In the end, the Guardian bravely published the truth: and Liverpool Football Club, to their credit, held their hands up and condemned their simian fans for their behaviour. We have since been contacted by fans of three other clubs who had the same experience when visiting Anfield, and, similarly, got nowhere when trying to gain recompense, an apology or even an acknowledgment that such bestial behaviour had occurred.

Now then: I don’t know about you, but I find the hurling of excrement to be possibly the lowest thing in a stadium. For some reason, it seems even worse than the stuff you’d see chucked in the 70s — darts and coins at Anfield, half-bricks at Cardiff. Then again, I do know that Koppites used to urinate in the pockets of unsuspecting fellow supporters, when caught short and desperate, so perhaps I shouldn’t be surprised.

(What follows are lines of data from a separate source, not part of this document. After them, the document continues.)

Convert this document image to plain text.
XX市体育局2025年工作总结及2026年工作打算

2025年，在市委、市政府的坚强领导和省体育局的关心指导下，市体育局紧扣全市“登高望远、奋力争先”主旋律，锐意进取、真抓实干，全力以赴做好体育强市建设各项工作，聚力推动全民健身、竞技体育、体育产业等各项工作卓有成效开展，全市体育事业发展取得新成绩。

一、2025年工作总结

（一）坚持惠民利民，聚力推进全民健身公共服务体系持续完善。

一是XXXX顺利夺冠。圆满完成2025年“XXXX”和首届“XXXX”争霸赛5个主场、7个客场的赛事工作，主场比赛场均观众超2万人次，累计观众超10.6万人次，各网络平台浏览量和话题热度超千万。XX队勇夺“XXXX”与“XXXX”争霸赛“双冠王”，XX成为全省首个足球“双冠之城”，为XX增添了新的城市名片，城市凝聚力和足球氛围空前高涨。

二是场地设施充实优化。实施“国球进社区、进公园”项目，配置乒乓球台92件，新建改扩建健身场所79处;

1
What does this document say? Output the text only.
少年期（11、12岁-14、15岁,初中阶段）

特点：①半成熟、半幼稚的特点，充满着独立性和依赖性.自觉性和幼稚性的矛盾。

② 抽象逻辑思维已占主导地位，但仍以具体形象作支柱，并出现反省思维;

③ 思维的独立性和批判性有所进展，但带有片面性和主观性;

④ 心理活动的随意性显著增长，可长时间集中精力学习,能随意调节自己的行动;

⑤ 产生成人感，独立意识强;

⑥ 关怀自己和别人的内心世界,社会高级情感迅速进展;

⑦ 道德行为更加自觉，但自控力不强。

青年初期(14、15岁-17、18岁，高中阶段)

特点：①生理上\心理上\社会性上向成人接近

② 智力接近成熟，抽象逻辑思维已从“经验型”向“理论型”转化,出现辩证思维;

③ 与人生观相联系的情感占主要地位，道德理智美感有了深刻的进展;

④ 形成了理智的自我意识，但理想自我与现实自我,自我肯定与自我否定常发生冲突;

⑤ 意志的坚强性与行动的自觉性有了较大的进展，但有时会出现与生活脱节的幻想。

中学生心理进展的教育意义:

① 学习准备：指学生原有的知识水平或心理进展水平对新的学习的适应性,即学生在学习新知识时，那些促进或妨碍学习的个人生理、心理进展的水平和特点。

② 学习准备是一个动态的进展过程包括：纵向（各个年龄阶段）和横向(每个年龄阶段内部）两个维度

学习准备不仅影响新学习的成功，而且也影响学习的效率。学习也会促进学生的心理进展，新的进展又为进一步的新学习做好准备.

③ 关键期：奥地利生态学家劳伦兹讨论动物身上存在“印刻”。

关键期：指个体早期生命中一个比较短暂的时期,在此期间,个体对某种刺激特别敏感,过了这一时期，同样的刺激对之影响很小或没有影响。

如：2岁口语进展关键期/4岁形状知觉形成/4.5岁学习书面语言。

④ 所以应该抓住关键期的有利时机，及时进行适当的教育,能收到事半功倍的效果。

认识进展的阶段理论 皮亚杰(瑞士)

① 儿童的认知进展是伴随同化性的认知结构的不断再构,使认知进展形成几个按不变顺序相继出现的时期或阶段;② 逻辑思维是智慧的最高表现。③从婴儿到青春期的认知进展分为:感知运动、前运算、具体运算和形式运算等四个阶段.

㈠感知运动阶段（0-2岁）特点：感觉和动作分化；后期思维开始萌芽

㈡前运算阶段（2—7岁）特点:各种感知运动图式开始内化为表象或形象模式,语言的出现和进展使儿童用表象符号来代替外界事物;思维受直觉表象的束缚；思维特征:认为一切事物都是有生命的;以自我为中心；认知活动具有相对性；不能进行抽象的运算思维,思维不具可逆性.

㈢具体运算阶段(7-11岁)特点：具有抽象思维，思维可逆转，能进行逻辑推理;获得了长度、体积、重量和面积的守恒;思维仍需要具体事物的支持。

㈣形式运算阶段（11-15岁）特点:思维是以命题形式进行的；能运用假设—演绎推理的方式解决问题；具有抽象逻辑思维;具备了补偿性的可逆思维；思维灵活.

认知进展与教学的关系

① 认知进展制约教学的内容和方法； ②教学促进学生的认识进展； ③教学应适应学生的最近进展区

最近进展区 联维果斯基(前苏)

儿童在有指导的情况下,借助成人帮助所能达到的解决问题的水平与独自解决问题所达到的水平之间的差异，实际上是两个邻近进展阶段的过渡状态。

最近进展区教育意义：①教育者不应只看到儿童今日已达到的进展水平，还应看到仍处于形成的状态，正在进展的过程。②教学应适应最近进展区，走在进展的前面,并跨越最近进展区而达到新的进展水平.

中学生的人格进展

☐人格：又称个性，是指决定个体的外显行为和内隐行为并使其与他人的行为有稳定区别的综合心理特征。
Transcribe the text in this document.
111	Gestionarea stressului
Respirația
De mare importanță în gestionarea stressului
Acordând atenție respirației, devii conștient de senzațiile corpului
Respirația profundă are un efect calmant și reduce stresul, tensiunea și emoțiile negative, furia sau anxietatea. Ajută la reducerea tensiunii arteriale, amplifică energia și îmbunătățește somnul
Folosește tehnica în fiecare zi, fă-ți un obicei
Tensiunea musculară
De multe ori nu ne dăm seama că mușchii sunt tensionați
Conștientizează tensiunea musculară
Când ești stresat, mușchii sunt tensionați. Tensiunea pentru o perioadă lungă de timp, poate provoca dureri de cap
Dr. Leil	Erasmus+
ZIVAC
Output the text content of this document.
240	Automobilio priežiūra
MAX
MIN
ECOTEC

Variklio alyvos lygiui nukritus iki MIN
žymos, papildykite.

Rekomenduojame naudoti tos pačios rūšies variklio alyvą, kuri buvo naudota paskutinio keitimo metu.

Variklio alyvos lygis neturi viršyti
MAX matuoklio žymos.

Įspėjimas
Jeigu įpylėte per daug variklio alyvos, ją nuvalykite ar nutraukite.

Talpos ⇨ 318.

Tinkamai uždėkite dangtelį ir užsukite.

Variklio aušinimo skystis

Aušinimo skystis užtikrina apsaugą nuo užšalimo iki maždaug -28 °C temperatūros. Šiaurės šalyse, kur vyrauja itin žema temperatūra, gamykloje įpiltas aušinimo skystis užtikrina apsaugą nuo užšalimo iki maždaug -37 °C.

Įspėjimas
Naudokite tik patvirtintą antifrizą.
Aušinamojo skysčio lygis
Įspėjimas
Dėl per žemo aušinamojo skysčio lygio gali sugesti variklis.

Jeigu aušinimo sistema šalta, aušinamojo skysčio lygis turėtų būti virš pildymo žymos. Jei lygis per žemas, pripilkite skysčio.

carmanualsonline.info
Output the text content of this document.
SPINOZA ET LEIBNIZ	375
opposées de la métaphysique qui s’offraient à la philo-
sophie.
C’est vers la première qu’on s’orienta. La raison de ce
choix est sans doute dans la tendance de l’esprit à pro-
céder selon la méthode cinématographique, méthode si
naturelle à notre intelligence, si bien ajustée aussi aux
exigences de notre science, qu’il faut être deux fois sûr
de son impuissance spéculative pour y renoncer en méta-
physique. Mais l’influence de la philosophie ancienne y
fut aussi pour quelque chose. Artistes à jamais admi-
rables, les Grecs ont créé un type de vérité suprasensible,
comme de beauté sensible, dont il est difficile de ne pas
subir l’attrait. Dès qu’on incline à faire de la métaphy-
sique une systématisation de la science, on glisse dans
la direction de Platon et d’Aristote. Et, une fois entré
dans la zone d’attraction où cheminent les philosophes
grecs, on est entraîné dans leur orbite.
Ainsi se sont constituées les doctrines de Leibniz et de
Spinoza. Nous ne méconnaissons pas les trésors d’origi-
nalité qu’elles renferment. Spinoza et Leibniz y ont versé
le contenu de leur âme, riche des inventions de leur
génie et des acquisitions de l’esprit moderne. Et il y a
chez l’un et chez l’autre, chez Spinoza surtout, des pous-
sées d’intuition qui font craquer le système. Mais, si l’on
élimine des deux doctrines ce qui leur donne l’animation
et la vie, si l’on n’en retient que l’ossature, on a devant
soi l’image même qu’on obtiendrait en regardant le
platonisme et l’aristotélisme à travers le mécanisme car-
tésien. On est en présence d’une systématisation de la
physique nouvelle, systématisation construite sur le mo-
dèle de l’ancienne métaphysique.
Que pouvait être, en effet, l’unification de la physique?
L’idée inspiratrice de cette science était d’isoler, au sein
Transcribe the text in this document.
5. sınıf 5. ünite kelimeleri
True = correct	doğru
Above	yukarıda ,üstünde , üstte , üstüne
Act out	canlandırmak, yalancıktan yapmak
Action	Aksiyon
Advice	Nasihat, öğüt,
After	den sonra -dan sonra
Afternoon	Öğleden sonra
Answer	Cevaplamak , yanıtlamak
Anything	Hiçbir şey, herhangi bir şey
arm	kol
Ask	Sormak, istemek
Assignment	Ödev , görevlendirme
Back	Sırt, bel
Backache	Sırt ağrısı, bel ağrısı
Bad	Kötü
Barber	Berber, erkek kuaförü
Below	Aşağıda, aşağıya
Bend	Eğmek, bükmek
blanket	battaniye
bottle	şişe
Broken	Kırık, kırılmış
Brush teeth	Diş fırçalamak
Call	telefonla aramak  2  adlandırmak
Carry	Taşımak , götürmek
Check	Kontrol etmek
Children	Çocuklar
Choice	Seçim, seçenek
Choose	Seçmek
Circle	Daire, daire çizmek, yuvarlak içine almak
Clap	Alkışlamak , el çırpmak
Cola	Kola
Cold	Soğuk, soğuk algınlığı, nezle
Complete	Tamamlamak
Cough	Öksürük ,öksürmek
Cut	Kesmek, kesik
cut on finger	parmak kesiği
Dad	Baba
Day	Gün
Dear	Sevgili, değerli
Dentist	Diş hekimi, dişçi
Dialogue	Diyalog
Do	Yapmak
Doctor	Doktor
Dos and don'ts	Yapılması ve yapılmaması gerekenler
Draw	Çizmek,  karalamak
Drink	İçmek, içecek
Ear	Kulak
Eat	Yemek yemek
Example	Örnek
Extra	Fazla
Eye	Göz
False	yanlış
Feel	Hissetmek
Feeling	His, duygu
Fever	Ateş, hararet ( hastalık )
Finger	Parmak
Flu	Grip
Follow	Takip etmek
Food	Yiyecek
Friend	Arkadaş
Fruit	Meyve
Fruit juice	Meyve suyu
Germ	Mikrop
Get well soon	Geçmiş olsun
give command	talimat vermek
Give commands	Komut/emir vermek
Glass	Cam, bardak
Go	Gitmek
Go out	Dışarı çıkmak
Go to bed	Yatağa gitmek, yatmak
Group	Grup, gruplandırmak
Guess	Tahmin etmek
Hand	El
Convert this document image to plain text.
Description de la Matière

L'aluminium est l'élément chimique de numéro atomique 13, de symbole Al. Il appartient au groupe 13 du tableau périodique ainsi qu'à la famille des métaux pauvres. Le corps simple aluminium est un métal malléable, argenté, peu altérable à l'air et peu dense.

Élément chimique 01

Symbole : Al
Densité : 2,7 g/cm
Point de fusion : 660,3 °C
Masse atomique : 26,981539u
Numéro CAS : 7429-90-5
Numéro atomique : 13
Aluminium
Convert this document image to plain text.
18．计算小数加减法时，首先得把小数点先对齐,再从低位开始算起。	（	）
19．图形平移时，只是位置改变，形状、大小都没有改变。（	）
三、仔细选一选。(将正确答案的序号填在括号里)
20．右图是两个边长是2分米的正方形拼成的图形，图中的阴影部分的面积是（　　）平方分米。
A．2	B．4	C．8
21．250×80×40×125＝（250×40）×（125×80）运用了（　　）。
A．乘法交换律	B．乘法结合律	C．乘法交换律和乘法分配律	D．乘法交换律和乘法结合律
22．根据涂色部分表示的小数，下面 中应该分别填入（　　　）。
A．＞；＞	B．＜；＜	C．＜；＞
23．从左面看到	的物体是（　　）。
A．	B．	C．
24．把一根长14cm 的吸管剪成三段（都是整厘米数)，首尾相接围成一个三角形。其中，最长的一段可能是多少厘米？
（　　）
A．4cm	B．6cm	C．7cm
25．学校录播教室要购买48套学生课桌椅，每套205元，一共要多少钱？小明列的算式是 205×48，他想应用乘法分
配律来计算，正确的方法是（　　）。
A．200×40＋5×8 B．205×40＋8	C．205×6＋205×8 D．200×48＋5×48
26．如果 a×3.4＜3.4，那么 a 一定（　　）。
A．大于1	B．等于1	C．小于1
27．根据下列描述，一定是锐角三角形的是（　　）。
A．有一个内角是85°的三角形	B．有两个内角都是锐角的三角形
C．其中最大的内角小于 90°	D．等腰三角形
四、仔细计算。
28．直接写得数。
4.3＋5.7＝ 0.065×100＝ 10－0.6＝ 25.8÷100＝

Naturally, I know cultured gents like the always-delightful Mr Kelly would be the first to condemn his comrades — and doubtless he’d have his own allegations about United supporters’ past misdeeds to hand, if he wanted to argue the toss. So, in that case, let this apply to all fans: every time we behave like this, we take ten steps back as a class of people, wiping out whatever small progress we may have made over the season. Every time some Huyton cretin craps on an away supporter, he is basically crapping on himself, too.

For example, any chance of being treated as a citizen rather than an animal when on Euro-aways — a key demand for all supporters at top clubs — disappears when we act like this. And yet the Scousers appear deaf to the irony that their noisy campaign to free Michael Shields continues to be blighted by other fans’ and citizens’ indifference, an attitude more easily adopted by them because they have seen what some Scousers can be like when they are on their travels or ‘defending Anfield’, as they would doubtless put it. When being proud to be masters of one’s own patch mutates into attacking ambulances containing severely injured opposition players, a line is clearly crossed. Subliminally, many people will think of Shields, and, instead of seeing a poor innocent being abused by a callous quasi-Third World legal system, will picture a hideous scally hurling crap or shouting ‘die, Smith, die’. Sometimes, you wish organised Scousedom would do a little less whingeing and green-ink letter-writing to newspapers and make time for a tad more self-examination.

What HAS been impressive is that Liverpool Football Club itself responded well to some of these outrages, and I have no doubt they will do so again when the vandalism is eventually reported to them.

I hate to admit it, but LFC more often than not put other clubs to shame when it comes to behaving with an eye to something more than immediate short-term gain. As I have written before, much as I hate Liverpool and loath the lumpenproletarian elements of their support, I cannot help but have grudging respect for the Old School, be they the suits behind the scenes who seem to understand their club’s culture and history, or the clued-up fans who use their wit and intelligence to banter — with sometimes painful efficiency — up and down the East Lancs Raod. Proper rivals: a proper rivalry.

So it is with some alarm that I view what looks to be their imminent takeover, having seen what happens to most noble football institutions sold to outsiders. As I write this on Monday, I even hear that — gulp — Messrs Magnier, McManus and co. are being drawn into the frame, by journalists in any event. Liverpool as a glorified ‘horse’ on which to have a Cubic punt?

Ugh: it ruined United; genuinely, Mr K, I hope that fate doesn’t befall you too.